Al Gore, Global Warming and Vicarious Veganism

In my FindLaw column yesterday, I argued that Al Gore undermines his ability to act as a spokesman for combating global warming by living in a very large house and jetting around the world --- even though he "carbon balances," i.e., pays green causes to plant trees, cover landfill and take other actions that compensate for his own generation of greenhouse gases. I compare these compensating measures to the purchase of papal indulgences and the payment of substitute soldiers by Civil War draftees. (I go on, however, to praise Gore's policy proposals.)

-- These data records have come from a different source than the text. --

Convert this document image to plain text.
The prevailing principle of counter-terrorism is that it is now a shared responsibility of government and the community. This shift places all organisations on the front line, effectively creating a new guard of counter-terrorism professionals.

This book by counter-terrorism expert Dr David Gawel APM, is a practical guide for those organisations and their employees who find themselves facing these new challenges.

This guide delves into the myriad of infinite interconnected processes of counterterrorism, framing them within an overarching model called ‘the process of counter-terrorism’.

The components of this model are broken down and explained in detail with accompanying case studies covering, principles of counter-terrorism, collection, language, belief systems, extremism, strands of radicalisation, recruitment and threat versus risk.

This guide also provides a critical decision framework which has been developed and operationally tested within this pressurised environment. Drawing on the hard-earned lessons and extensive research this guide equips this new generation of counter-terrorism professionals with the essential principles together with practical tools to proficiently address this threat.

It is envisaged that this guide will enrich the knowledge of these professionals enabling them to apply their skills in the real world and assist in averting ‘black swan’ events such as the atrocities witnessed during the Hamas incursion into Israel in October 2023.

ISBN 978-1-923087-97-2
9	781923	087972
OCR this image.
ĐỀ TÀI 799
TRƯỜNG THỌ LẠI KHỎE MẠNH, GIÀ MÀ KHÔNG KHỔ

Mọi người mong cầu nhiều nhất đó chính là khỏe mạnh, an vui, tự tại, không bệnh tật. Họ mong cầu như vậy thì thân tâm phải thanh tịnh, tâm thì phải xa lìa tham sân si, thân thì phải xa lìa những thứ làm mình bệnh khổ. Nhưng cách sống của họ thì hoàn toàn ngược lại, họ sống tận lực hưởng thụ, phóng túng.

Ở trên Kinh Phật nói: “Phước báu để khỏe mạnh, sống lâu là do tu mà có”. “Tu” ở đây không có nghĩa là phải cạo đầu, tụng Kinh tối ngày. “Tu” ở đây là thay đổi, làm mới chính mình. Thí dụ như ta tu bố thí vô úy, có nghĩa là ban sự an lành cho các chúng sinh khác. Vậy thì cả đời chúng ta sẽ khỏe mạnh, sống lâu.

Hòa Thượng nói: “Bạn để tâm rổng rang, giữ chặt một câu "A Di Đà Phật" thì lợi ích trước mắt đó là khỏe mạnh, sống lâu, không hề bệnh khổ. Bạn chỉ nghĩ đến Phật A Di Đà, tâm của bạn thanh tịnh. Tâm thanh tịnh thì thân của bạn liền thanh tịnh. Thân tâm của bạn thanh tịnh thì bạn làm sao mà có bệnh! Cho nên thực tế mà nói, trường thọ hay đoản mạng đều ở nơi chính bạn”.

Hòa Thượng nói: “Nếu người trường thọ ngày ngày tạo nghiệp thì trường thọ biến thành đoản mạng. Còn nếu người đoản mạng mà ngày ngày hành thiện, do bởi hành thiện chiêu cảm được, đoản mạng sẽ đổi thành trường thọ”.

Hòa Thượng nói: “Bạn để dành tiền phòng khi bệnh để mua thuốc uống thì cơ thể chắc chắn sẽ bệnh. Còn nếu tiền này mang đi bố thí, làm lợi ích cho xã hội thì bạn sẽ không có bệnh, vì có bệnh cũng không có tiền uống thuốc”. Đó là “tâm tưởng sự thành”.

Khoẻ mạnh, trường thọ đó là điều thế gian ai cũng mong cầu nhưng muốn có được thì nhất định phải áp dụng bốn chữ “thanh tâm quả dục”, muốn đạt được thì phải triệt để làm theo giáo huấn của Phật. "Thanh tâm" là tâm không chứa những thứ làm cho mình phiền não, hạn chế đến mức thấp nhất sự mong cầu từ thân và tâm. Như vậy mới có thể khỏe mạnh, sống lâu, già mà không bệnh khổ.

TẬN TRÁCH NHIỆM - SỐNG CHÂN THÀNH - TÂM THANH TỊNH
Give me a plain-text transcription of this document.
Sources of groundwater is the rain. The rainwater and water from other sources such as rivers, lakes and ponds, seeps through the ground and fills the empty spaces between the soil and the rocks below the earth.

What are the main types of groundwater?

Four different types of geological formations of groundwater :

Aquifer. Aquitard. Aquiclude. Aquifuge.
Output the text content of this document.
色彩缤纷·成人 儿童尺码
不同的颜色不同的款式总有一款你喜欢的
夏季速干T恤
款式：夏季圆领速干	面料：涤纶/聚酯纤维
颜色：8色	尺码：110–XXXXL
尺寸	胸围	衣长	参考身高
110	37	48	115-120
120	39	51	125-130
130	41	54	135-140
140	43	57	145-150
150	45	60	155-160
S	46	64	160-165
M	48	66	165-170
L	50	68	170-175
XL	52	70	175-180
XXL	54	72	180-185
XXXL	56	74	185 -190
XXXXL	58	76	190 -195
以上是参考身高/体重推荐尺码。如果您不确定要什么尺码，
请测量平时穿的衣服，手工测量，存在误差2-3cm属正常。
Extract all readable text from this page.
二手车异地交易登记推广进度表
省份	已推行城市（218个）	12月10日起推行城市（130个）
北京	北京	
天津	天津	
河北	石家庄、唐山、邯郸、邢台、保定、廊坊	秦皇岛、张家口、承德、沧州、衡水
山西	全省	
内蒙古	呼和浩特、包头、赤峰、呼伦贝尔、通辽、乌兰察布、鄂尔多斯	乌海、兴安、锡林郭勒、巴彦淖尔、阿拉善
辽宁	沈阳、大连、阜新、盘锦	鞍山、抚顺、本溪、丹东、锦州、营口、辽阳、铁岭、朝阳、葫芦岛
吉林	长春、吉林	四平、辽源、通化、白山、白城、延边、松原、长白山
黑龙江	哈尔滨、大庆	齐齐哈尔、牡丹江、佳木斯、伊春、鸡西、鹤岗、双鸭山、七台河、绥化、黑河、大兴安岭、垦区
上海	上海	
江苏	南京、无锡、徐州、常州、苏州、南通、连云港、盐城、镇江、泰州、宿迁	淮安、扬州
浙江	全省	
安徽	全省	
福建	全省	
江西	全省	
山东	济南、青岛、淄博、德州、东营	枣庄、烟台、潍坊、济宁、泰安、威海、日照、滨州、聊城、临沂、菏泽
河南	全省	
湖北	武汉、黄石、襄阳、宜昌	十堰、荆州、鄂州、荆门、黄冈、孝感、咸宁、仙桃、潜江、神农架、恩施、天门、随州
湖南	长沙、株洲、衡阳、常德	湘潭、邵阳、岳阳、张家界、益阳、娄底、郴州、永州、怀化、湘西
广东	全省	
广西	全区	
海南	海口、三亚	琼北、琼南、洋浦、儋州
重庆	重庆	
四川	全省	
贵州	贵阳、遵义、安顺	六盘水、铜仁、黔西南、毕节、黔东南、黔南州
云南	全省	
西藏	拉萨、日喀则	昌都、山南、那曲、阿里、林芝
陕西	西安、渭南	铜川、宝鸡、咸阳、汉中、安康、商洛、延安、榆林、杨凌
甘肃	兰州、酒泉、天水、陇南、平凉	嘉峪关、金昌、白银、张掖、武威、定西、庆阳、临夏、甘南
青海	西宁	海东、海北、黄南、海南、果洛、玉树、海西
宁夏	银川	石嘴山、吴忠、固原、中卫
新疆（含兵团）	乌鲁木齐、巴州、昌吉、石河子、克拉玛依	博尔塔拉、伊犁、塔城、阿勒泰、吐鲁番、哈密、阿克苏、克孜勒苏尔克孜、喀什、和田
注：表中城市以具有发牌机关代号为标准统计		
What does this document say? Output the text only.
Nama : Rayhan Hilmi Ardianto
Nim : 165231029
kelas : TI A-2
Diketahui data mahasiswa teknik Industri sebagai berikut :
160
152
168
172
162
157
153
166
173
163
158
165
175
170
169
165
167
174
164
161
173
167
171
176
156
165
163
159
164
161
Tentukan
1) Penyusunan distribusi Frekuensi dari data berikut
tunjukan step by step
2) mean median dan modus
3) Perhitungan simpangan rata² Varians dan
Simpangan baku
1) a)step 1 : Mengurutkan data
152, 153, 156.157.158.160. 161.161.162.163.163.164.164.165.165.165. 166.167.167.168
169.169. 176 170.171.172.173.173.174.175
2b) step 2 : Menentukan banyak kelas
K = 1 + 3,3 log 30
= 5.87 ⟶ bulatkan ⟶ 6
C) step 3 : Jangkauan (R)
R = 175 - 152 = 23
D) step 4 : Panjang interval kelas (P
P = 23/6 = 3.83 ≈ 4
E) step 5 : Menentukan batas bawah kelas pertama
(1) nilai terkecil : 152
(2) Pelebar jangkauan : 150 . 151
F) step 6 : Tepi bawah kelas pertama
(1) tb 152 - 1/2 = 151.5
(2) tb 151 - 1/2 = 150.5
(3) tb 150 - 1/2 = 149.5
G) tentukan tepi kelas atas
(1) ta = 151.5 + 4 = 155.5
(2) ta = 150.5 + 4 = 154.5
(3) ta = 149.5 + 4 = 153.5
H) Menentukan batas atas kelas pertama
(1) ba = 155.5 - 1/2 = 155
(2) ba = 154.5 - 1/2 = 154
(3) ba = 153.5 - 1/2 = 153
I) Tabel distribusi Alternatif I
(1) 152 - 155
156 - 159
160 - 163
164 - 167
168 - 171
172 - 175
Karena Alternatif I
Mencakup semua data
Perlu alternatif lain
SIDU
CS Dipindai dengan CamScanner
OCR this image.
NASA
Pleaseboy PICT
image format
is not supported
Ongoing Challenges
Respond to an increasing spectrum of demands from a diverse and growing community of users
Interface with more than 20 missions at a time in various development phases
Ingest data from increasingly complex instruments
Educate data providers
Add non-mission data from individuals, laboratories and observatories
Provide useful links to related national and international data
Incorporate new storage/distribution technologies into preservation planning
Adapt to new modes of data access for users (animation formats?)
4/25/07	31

Here I want to add another example. Suppose I think that it's wrong to eat animals and animal products (as in fact I do) but that I really like the taste of meat. Could I discharge my moral obligation (as I see it) to be a vegan by continuing to pack away the hamburgers and steaks but pay a carnivore to convert to veganism so that I "meat balance?" The very idea seems absurd.

But I've been wondering whether this sort of comparison is unfair to Gore. Perhaps his real mistake was in referring to global warming as a "moral issue," and thereby implying that each of us has a moral duty to future inhabitants of the planet. If global warming is just a policy matter, then all we should really care about is the bottom line. Or perhaps there is a species of moral actions that we should evaluate simply by our net impact. So that maybe it is morally permissible to buy one's way out of some obligations but not others. I certainly have the intuition that this is so. I also have the intuition that vicarious veganism clearly doesn't work, while vicarious carbon neutrality is closer to the line of the permissible. Another clear example: I can't discharge my duty not to commit murder by going on a killing spree and then saving an equal number of other lives. However, I am quite unclear about what exactly the criteria should be for deciding when a moral duty can be discharged by payment rather than directly. Or perhaps I'm simply wrong, and all duties can be discharged vicariously? (Don't worry; I'm not armed.)